This article was published 1 yearago

Amazon
Source: Tony Webster from Minneapolis, Minnesota, United States [CC BY]

Outages are not a rare occurrence on the web, and the same was proved with Amazon’s cloud computing unit. On Tuesday, Amazon Web Services (AWS) faced a significant outage that temporarily impacted businesses relying on its services. The disruption caused engineers to encounter difficulties accessing specific tools, raising concerns about the overall scale and immediate impact on affected enterprises. As one of the leading cloud computing providers globally, AWS is relied upon by countless businesses to support their operations, data storage, and infrastructure needs.

After several hours, Amazon announced that the issue was resolved and the cloud services offered by Amazon Web Services (AWS) have been restored, and that “all AWS Services are operating normally.”

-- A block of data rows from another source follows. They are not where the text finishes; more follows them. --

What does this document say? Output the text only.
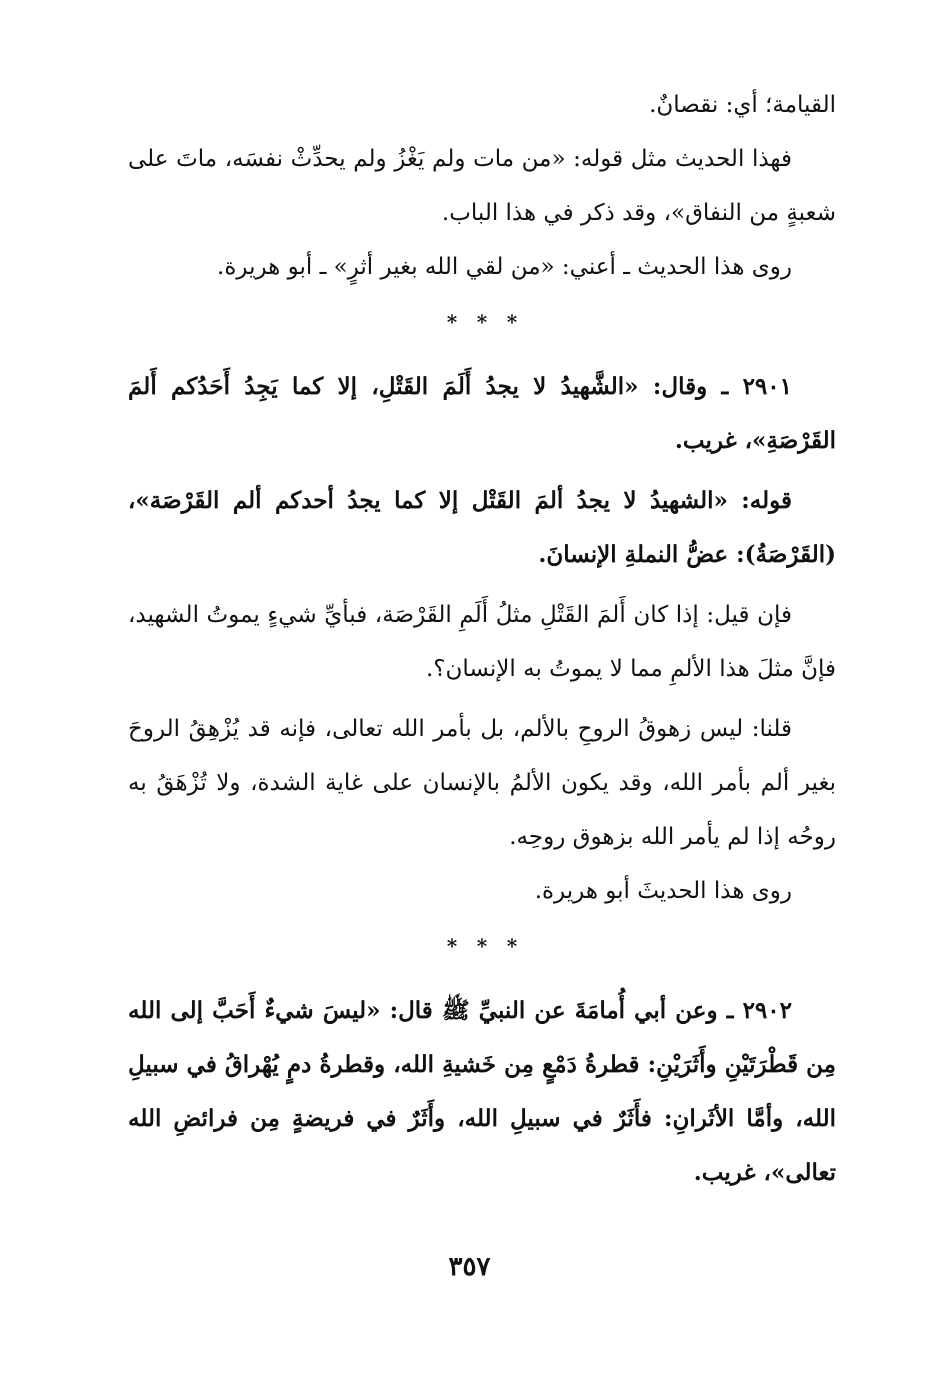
القيامة؛ أي: نقصانٌ.

فهذا الحديث مثل قوله: «من مات ولم يَغْزُ ولم يحدِّثْ نفسَه، ماتَ على شعبةٍ من النفاق»، وقد ذكر في هذا الباب.

روى هذا الحديث ـ أعني: «من لقي الله بغير أثرٍ» ـ أبو هريرة.

* * *

٢٩٠١ ـ وقال: «الشَّهيدُ لا يجدُ أَلَمَ القَتْلِ، إلا كما يَجِدُ أَحَدُكم أَلمَ القَرْصَةِ»، غريب.

قوله: «الشهيدُ لا يجدُ ألمَ القَتْل إلا كما يجدُ أحدكم ألم القَرْصَة»، (القَرْصَةُ): عضُّ النملةِ الإنسانَ.

فإن قيل: إذا كان أَلمَ القَتْلِ مثلُ أَلَمِ القَرْصَة، فبأيِّ شيءٍ يموتُ الشهيد، فإنَّ مثلَ هذا الألمِ مما لا يموتُ به الإنسان؟.

قلنا: ليس زهوقُ الروحِ بالألم، بل بأمر الله تعالى، فإنه قد يُزْهِقُ الروحَ بغير ألم بأمر الله، وقد يكون الألمُ بالإنسان على غاية الشدة، ولا تُزْهَقُ به روحُه إذا لم يأمر الله بزهوق روحِه.

روى هذا الحديثَ أبو هريرة.

* * *

٢٩٠٢ ـ وعن أبي أُمامَةَ عن النبيِّ ﷺ قال: «ليسَ شيءٌ أَحَبَّ إلى الله مِن قَطْرَتَيْنِ وأَثَرَيْنِ: قطرةُ دَمْعٍ مِن خَشيةِ الله، وقطرةُ دمٍ يُهْراقُ في سبيلِ الله، وأمَّا الأثَرانِ: فأَثَرٌ في سبيلِ الله، وأَثَرٌ في فريضةٍ مِن فرائضِ الله تعالى»، غريب.

٣٥٧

Downdetector – the well-known outage tracker – informs that 58% of users reported problems with the website, while 26% of them ran into problems with the AWS console. The remaining 16% of users reported issues with connecting to AWS’s servers. The number of reports received continued to climb steadily until it crossed the 12000-mark earlier in the day, following which the outage reports fell to less than 700, as per media reports.

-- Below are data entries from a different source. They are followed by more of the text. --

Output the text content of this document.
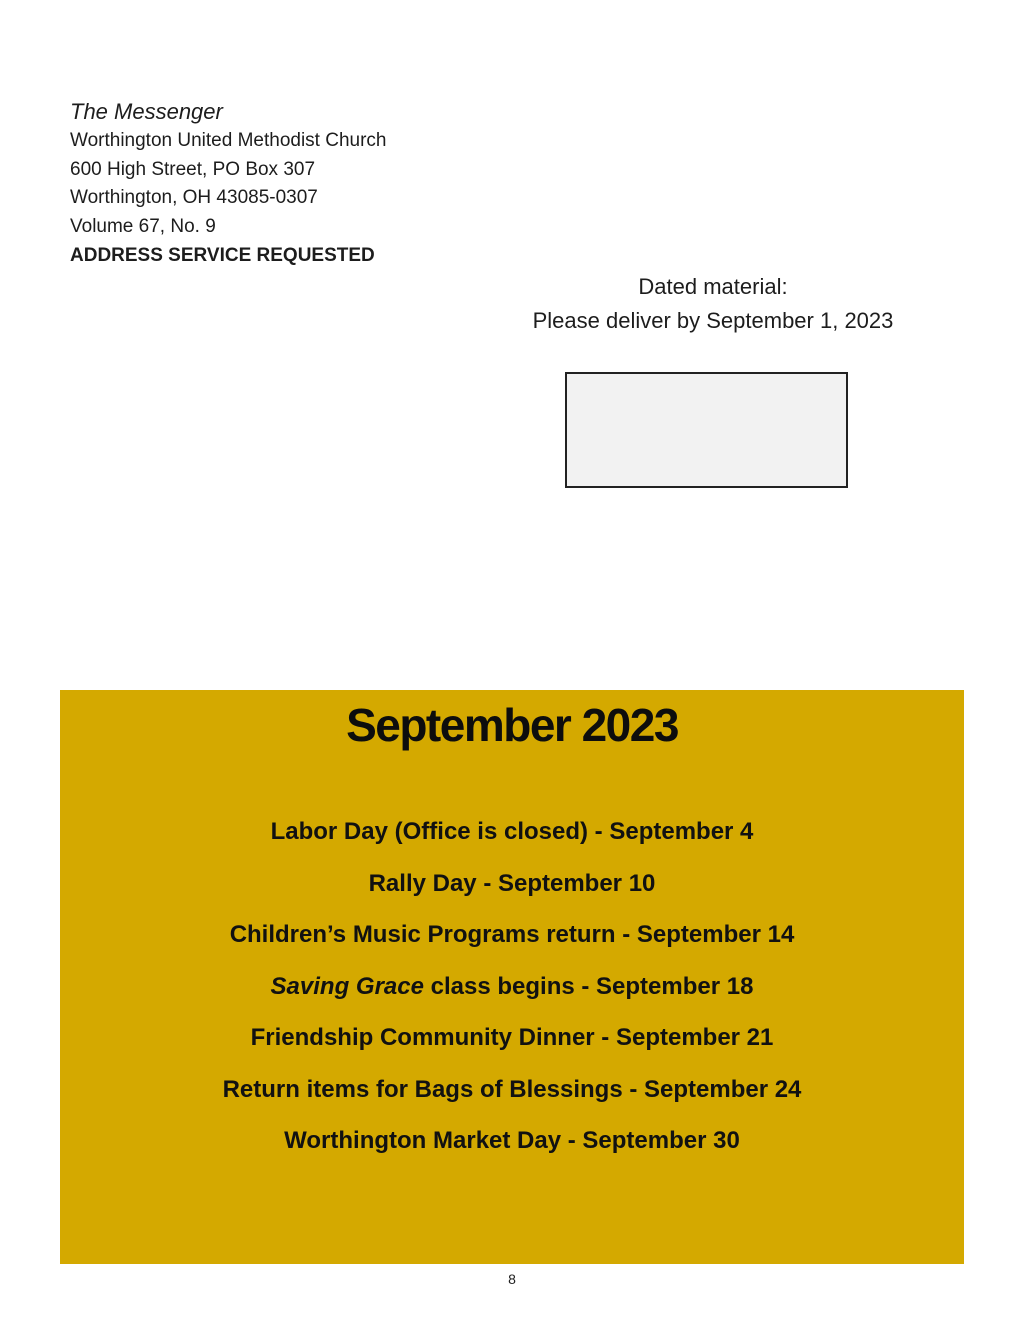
The Messenger
Worthington United Methodist Church
600 High Street, PO Box 307
Worthington, OH 43085-0307
Volume 67, No. 9
ADDRESS SERVICE REQUESTED
Dated material:
Please deliver by September 1, 2023
September 2023
Labor Day (Office is closed) - September 4
Rally Day - September 10
Children’s Music Programs return - September 14
Saving Grace class begins - September 18
Friendship Community Dinner - September 21
Return items for Bags of Blessings - September 24
Worthington Market Day - September 30
8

“Our engineering teams were immediately engaged and began investigating. We quickly narrowed down the root cause to be an issue with a subsystem responsible for capacity management for AWS Lambda, which caused errors directly for customers (including through API Gateway) and indirectly through the use of other AWS services. Additionally, customers may have experienced authentication or sign-in errors when using the AWS Management Console, or authenticating through Cognito or IAM STS,” Amazon said in its AWS dashboard.

“Customers may also have experienced issues when attempting to initiate a Call or Chat to AWS Support. As of 2:47 PM, the issue initiating calls and chats to AWS Support was resolved. By 1:41 PM, the underlying issue with the subsystem responsible for AWS Lambda was resolved. At that time, we began processing the backlog of asynchronous Lambda invocations that accumulated during the event, including invocations from other AWS services. As of 3:37 PM, the backlog was fully processed. The issue has been resolved and all AWS Services are operating normally,” it added. AWS Lambda lets customers run computer programs without having to manage any underlying servers.

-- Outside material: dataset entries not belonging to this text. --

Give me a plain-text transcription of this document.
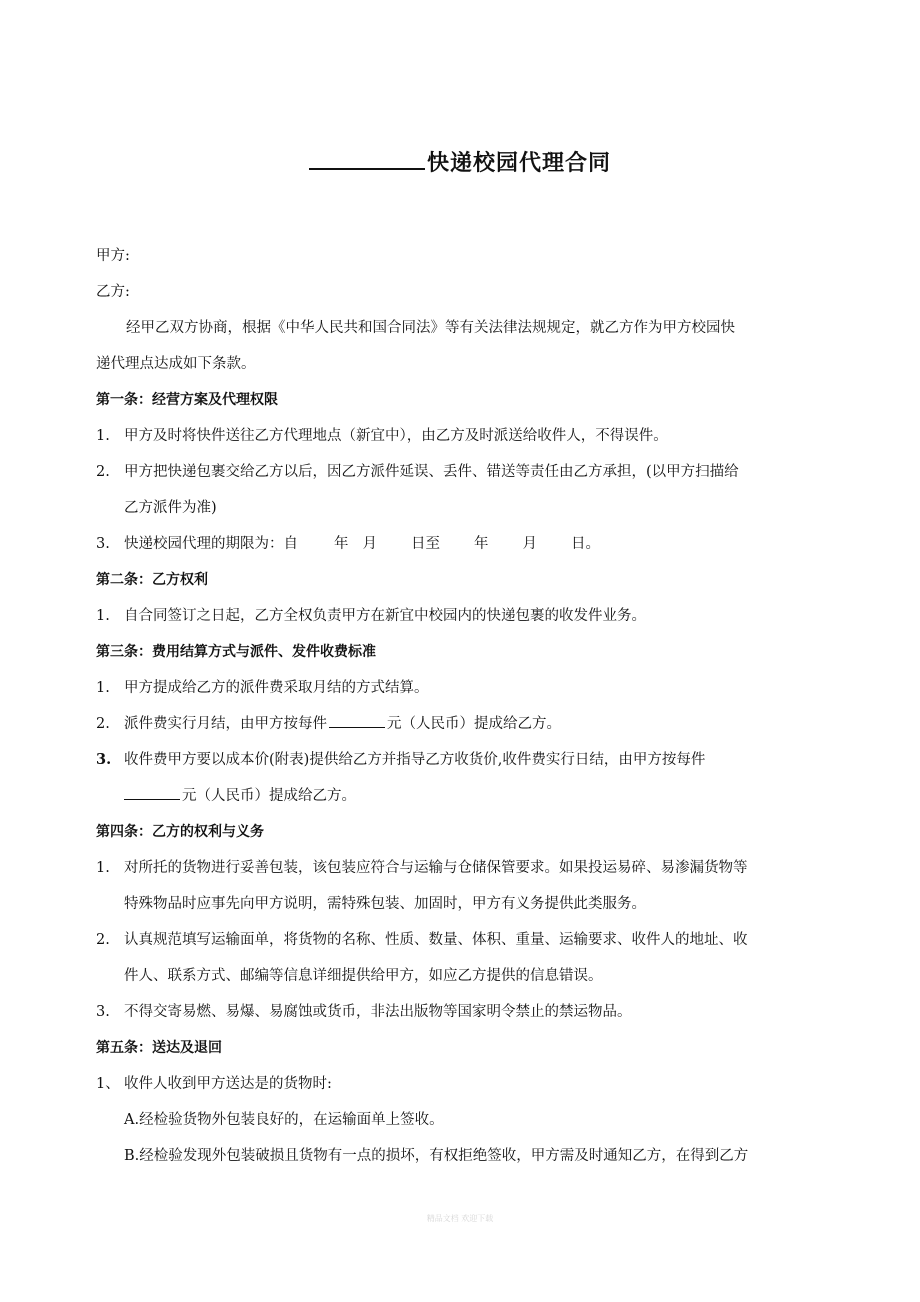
快递校园代理合同
甲方:
乙方:
经甲乙双方协商，根据《中华人民共和国合同法》等有关法律法规规定，就乙方作为甲方校园快
递代理点达成如下条款。
第一条：经营方案及代理权限
1. 甲方及时将快件送往乙方代理地点（新宜中），由乙方及时派送给收件人，不得误件。
2. 甲方把快递包裹交给乙方以后，因乙方派件延误、丢件、错送等责任由乙方承担，(以甲方扫描给
乙方派件为准)
3. 快递校园代理的期限为：自 年 月 日至 年 月 日。
第二条：乙方权利
1. 自合同签订之日起，乙方全权负责甲方在新宜中校园内的快递包裹的收发件业务。
第三条：费用结算方式与派件、发件收费标准
1. 甲方提成给乙方的派件费采取月结的方式结算。
2. 派件费实行月结，由甲方按每件	元（人民币）提成给乙方。
3. 收件费甲方要以成本价(附表)提供给乙方并指导乙方收货价,收件费实行日结，由甲方按每件
元（人民币）提成给乙方。
第四条：乙方的权利与义务
1. 对所托的货物进行妥善包装，该包装应符合与运输与仓储保管要求。如果投运易碎、易渗漏货物等
特殊物品时应事先向甲方说明，需特殊包装、加固时，甲方有义务提供此类服务。
2. 认真规范填写运输面单，将货物的名称、性质、数量、体积、重量、运输要求、收件人的地址、收
件人、联系方式、邮编等信息详细提供给甲方，如应乙方提供的信息错误。
3. 不得交寄易燃、易爆、易腐蚀或货币，非法出版物等国家明令禁止的禁运物品。
第五条：送达及退回
1、 收件人收到甲方送达是的货物时:
A.经检验货物外包装良好的，在运输面单上签收。
B.经检验发现外包装破损且货物有一点的损坏，有权拒绝签收，甲方需及时通知乙方，在得到乙方
精品文档 欢迎下载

Speaking more of the outage, it resulted in temporary disruptions and limitations for businesses utilizing AWS services, affecting their operations and causing inconvenience for their customers. Numerous websites and services were impacted when AWS went down. These include services at Amazon’s Alexa and Amazon Music, EDGAR system of the US securities regulator, the Boston Globe and the New York Metropolitan Transportation Authority, Southwest Airlines, the Verge, and AP for Students. Delta Air Lines added that its own website was facing problems, but refused to elaborate if it was related to the AWS outage.

“You don’t realize how many eggs are in the Amazon Web Services basket until an outage takes out most of the systems you use day-to-day,” Kevin Montano, a photographer for a local NBC station in Albany, posted in a tweet on Tuesday.